Quilts designed and created by master quilter Sharon Tindall will be on display at the Manassas Campus of Northern Virginia Community College Feb. 3 to 28 in honor of Black History Month.
The exhibition is free and open to the public 8 a.m. to 9 p.m. Monday through Thursday, 8 a.m. to 5 p.m. on Fridays, and 9 a.m. to 1 p.m. on Saturdays.
The campus is at 6901 Sudley Road. For more information, contact Barbara Lash at .(JavaScript must be enabled to view this email address) or 703-257-6657.
The exhibition is called “The Underground Railroad Quilt Codes, Fact or Fiction?” Tindall has performed considerable research into how African-American slaves used patterns in quilt blocks to pass along Underground Railroad routes.

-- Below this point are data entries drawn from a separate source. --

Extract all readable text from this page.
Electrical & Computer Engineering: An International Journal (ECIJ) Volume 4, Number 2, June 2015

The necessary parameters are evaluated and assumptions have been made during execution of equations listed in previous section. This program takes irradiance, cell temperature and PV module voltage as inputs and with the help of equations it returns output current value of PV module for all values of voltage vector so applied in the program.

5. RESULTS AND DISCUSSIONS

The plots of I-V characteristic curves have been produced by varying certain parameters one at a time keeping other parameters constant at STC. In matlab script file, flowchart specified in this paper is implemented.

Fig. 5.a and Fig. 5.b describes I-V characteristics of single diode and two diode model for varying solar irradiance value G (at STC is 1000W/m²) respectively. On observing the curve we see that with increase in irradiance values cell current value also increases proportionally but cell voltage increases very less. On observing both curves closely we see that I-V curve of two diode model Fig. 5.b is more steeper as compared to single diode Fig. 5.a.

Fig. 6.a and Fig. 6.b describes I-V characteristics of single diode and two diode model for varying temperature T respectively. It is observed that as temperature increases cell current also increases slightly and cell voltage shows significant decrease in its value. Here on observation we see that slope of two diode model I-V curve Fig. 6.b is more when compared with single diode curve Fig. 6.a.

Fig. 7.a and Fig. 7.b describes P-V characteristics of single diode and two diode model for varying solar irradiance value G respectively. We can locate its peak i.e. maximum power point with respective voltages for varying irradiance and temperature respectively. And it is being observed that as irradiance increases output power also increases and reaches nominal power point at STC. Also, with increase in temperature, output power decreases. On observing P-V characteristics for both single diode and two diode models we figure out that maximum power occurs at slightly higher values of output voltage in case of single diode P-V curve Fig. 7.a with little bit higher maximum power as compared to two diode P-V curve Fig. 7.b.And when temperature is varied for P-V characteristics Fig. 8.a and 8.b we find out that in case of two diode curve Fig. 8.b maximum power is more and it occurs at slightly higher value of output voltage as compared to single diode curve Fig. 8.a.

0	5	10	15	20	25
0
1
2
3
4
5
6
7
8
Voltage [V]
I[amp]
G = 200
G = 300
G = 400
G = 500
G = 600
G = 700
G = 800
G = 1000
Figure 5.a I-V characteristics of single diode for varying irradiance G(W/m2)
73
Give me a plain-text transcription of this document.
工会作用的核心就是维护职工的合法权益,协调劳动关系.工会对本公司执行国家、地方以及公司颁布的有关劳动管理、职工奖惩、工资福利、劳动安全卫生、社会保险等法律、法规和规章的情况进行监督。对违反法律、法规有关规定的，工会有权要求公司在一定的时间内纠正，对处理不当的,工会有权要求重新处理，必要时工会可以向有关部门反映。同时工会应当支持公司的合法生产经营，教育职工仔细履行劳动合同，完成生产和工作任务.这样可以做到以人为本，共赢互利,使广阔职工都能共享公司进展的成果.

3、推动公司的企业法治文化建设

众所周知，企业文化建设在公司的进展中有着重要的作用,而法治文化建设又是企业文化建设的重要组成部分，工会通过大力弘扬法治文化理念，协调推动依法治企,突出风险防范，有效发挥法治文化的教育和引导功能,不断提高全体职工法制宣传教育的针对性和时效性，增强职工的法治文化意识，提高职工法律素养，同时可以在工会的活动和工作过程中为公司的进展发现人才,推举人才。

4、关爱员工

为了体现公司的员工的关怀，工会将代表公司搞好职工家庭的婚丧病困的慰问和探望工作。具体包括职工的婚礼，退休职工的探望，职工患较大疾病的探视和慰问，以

Her examination of these quilt codes has taken her to such places as Charleston, S.C., and Monrovia, Liberia.
“The Underground Railroad quilt codes are about the freedom of African-American slaves and their daring escape,” Tindall said. “Quilts that hung in plain sight on clotheslines and porches contained secret codes that enabled slaves to follow paths to freedom.”
Tindall employs quilt patterns to preserve and share her African heritage. “Before conducting research on the existence of the Underground Railroad quilt codes, I wondered why my quilts were so unlike other quilter’s pieces. Now I understand that my textiles reflect my style and my unique heritage.”
Tindall received professional textiles training at Montclair State University in New Jersey and has more than 25 years of experience in quilting and sewing. She enjoys sharing her passion for textiles as an instructor, speaker and commissioned textile artist.
She teaches for G-Street Fabrics, Northern Virginia Community College and Morgan State University in Baltimore.
Tindall’s quilts have been exhibited in museums throughout Virginia, and she regularly shares her knowledge of the Underground Railroad quilt codes at schools, colleges, museums and organizations. Grants from the Virginia Community College System and the Virginia Folklife Program have helped her pursue her avocation. She lives in Centreville.